On balance, M&A activity has been notably muted in 2025. This slowdown is primarily due to several factors, including a decline in asset quality, dwindling corporate profits, and market uncertainty stemming from U.S. tariff and trade policy. Consequently, M&A volumes are subdued across nearly all industries, despite a record amount of dry powder available in the market.
Several sources reported a decrease in the number of deals in the first quarter of 2025. As reported by KeyBanc Capital Markets, first quarter 2025 transaction volume decreased 17.7% year over year, while aggregate value increased 3.9%. Deal flow remained constrained due to uncertainties surrounding the U.S. economic environment, the longer-term interest rate outlook, and elevated inflation levels. However, several mega-deals significantly drove overall deal value higher. Large-cap deals continue to drive the market as buyers search for quality. Smaller middle-market deals continue to face significant headwinds as closure rates have eroded across the industry. S&P Global also reported that first quarter deal counts declined sharply, down 19% from the fourth quarter of 2024. February saw only 3,208 deals announced, which represented the fewest number of monthly deals announced over the past four years.

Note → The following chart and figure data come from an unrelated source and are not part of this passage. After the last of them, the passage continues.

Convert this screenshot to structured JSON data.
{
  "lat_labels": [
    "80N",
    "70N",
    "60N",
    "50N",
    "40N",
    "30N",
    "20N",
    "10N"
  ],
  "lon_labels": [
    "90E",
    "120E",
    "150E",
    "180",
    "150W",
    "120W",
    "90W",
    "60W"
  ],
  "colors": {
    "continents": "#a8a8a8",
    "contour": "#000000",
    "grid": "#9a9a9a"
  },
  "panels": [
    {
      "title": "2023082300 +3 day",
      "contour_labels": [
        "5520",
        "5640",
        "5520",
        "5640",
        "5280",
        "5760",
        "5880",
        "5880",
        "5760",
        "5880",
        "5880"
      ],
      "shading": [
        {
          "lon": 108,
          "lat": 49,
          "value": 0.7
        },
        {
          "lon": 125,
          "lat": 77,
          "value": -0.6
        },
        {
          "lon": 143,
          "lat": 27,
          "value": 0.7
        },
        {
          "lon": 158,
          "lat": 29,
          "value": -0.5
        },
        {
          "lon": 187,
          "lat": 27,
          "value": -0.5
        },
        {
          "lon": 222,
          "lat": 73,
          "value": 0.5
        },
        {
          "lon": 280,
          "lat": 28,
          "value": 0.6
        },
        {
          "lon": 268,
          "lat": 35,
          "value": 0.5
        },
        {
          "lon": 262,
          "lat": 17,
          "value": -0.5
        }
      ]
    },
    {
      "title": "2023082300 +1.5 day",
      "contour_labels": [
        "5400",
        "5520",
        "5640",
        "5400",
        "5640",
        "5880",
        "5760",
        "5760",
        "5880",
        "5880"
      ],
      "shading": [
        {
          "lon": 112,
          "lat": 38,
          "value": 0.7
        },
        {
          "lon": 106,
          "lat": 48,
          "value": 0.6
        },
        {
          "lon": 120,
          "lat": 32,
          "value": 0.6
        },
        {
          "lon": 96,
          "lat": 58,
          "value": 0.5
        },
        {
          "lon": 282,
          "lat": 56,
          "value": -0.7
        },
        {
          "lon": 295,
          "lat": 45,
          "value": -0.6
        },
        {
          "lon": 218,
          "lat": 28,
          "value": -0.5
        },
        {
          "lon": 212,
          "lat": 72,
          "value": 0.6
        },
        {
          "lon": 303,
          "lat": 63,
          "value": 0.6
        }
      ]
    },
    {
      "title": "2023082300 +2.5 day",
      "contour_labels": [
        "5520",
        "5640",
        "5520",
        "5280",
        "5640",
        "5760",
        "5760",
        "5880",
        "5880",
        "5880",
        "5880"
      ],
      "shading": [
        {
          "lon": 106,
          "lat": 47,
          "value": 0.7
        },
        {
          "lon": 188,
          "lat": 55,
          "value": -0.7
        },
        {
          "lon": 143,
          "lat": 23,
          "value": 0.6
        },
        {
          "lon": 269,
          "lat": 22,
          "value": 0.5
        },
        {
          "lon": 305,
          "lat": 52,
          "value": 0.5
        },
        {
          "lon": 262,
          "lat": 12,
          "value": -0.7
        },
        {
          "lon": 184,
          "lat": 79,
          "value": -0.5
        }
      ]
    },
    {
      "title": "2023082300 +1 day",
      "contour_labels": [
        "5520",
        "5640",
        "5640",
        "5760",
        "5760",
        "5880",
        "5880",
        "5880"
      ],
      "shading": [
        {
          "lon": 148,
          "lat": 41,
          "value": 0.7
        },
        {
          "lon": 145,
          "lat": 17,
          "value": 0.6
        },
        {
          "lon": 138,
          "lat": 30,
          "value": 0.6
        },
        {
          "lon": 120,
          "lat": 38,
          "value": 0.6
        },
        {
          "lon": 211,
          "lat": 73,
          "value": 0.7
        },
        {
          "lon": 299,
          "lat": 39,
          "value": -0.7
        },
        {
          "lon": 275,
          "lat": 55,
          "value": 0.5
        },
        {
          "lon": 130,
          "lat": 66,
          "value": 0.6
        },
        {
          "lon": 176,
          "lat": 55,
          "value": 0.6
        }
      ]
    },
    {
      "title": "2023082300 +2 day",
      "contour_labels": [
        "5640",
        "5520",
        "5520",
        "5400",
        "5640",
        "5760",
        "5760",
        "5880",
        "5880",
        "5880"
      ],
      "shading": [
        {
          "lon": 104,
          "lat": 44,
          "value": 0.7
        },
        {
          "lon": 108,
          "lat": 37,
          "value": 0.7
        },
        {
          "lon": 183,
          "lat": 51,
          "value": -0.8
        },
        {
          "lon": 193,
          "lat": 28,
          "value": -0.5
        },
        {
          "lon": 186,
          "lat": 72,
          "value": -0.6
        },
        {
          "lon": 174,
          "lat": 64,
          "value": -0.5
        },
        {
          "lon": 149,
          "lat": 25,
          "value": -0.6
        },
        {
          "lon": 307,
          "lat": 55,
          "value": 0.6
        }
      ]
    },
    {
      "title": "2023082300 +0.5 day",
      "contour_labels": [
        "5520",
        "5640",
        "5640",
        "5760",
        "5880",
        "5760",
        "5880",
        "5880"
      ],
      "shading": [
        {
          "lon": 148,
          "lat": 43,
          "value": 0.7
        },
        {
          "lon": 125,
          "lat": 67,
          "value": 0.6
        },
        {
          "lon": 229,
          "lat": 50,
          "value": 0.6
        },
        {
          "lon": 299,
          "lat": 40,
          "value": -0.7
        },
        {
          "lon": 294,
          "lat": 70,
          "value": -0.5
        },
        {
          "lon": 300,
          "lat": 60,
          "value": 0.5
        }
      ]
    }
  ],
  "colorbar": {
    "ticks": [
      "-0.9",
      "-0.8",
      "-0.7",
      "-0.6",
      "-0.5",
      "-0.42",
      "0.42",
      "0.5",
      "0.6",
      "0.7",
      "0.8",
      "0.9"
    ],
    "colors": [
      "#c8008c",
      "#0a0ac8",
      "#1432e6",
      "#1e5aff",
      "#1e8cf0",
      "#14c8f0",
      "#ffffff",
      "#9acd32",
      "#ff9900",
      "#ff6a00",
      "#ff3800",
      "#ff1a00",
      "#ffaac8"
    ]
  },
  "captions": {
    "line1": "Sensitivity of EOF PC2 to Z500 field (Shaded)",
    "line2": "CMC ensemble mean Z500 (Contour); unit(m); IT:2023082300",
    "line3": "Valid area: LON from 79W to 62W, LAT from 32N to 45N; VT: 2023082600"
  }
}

“The excitement and positive momentum observed in the M&A market at the start of the year has morphed into something more lukewarm. The uncertainty over tariffs has led to many dealmakers hitting pause on their transaction, wanting to know how these will play out before committing to a deal,” as summarized by Carole Streicher, Head of Deal Advisory & Strategy at KPMG US. BMO’s Middle Market M&A Update added that shareholders will need to determine whether their transaction goals would benefit from waiting for greater certainty in an increasingly volatile trade environment.
U.S. corporate profits in the first quarter of 2025 also saw the steepest drop since 2020 as companies feel the pressure from tariffs. The 2.9% decrease in profits followed a 5.4% advance in the fourth quarter, according to data from the Commerce Department’s Bureau of Economic Analysis (BEA). Many companies have also withdrawn or refrained from giving financial guidance for 2025, citing the uncertainty caused by the on-again and off-again nature of the tariffs.
As we approach the second half of the year, if clarity improves around U.S. tariff and trade policy, economic uncertainties ease, and the Fed cut interest rates, the broader M&A market will benefit. Investors hold near record-high dry powder, companies are building a growing backlog of pre-market deals, and corporate balance sheets remain robust.